Two roots of the equation x^3+px+q are -1and 3.The third root is?
let f(x) = x^3 + px + q
-1 is a root, so
f(-1) = 0 = -1 -p+ q or
-p + q = 1
p - q = -1
also f(3) = 0
27 + 3p + q = 0
3p + q = -27
solve for p and q, I would add them to get p,
then you can find q
sub back into the original and then factor to get the last root
or
since -1 and 3 are roots, let the third root be a
(x+1)(x-3)(x-a) = x^3 + px + q
(x-a)(x^2 - 2x - 3) = x^3 + px + q
x^3 - 2x^2 - 3x - ax^2 + 2ax + 3a = x^3 + px + q
x^2(-2 - a) + x(-3 + 2a) + (3a) = px + q
since there was no x^2 term, -2-a = 0, a = -2
alos -3 + 2a = p
p = -3 - 4 = -7
q = 3a = -6
we would have x^3 - 7x - 6
check: What is (x+1)(x-3)(x+2)
= (x+2)(x^2 - 2x - 3)
= x^3 + 2x^2 - 3x - 2x^2 - 4x - 6
= x^3 - 7x - 6
as expected
To find the third root of the equation, we need to use the fact that the sum of the roots of a cubic equation is zero.
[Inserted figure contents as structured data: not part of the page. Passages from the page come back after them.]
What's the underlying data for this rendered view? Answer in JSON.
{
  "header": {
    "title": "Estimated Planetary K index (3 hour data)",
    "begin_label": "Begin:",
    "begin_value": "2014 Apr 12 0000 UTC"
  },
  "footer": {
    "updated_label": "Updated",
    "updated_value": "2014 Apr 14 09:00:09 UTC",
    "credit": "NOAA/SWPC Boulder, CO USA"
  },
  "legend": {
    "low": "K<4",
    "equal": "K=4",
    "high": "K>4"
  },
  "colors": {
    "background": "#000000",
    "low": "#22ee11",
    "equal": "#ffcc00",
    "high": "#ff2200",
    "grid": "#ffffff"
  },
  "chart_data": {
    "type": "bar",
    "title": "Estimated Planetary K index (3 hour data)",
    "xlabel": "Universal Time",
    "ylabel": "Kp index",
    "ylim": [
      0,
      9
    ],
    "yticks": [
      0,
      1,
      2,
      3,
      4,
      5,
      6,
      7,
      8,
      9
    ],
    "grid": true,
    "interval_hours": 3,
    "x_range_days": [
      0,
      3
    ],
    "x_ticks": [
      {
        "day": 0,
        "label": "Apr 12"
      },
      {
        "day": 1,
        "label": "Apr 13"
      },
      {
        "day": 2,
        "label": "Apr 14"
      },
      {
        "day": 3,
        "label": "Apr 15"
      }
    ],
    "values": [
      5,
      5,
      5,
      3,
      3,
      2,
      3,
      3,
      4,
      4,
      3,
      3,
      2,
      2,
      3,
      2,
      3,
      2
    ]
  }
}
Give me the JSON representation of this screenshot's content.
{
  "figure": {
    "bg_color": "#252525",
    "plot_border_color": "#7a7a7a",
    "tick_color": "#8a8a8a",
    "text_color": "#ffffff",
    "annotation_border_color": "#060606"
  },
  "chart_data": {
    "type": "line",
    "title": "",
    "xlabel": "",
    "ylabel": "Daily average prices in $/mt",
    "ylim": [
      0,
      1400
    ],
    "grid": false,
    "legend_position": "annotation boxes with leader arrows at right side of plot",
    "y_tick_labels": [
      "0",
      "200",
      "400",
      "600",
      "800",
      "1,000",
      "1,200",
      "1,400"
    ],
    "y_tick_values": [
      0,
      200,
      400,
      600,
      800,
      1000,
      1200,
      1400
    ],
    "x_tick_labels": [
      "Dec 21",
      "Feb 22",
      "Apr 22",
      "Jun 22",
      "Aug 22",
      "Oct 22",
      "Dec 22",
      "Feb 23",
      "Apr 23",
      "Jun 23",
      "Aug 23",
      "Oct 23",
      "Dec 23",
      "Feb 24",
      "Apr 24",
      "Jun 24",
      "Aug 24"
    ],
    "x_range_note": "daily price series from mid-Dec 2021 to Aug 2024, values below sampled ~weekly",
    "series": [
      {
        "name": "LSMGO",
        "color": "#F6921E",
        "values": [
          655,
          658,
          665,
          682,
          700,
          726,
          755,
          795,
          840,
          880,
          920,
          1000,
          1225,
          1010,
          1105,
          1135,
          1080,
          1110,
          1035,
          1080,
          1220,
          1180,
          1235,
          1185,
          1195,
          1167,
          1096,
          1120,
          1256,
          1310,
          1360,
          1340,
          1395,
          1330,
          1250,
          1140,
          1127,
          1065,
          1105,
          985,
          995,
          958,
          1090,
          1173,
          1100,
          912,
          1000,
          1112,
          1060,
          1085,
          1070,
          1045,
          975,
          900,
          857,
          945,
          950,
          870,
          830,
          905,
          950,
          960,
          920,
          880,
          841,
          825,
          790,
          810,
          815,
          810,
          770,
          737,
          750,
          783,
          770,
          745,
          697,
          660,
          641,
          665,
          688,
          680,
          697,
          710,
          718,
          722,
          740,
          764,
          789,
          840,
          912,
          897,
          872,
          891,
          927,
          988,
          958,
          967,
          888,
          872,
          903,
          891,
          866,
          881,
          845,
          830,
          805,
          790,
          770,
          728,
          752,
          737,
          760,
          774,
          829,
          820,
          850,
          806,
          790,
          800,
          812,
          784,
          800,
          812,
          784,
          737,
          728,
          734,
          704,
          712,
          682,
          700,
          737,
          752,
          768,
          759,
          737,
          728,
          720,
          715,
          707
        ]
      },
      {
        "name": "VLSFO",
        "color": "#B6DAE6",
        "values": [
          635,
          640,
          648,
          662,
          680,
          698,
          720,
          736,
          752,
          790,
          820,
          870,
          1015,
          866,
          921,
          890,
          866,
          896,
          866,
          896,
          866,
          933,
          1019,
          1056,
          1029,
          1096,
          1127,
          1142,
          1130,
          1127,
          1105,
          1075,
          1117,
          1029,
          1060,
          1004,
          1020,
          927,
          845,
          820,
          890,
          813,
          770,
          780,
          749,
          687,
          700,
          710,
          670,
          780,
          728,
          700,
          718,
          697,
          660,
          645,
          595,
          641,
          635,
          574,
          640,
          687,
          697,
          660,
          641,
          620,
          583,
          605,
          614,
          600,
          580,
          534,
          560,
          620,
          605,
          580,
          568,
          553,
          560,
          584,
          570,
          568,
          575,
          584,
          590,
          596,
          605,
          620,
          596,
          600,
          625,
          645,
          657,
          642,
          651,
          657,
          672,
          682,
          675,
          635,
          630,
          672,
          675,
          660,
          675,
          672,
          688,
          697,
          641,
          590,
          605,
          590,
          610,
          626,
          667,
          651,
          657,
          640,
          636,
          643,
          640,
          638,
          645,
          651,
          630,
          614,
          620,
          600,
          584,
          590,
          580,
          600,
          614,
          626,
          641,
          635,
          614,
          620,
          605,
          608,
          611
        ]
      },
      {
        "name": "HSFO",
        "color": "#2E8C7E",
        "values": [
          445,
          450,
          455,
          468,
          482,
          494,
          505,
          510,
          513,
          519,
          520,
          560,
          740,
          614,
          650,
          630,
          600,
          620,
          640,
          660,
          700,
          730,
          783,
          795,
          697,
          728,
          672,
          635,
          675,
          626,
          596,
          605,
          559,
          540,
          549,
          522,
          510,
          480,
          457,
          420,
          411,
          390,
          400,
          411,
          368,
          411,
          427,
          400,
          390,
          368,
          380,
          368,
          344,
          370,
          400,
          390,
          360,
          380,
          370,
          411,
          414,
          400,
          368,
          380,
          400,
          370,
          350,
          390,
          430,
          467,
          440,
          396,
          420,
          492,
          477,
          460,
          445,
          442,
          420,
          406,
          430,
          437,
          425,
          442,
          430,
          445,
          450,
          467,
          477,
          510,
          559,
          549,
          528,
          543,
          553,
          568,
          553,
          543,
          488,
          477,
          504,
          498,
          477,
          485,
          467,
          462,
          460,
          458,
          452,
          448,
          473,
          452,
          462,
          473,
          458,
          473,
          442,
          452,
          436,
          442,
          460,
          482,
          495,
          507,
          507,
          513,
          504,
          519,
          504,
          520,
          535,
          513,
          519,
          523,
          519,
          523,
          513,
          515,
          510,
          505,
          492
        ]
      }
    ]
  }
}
Given that -1 and 3 are two roots of the equation x^3 + px + q, we can write:
(-1) + 3 + r = 0,
where 'r' represents the third root that we are trying to find.
Simplifying the equation, we get:
2 + r = 0.
To solve for 'r', we can subtract 2 from both sides of the equation:
r = -2.
Therefore, the third root of the equation x^3 + px + q is -2.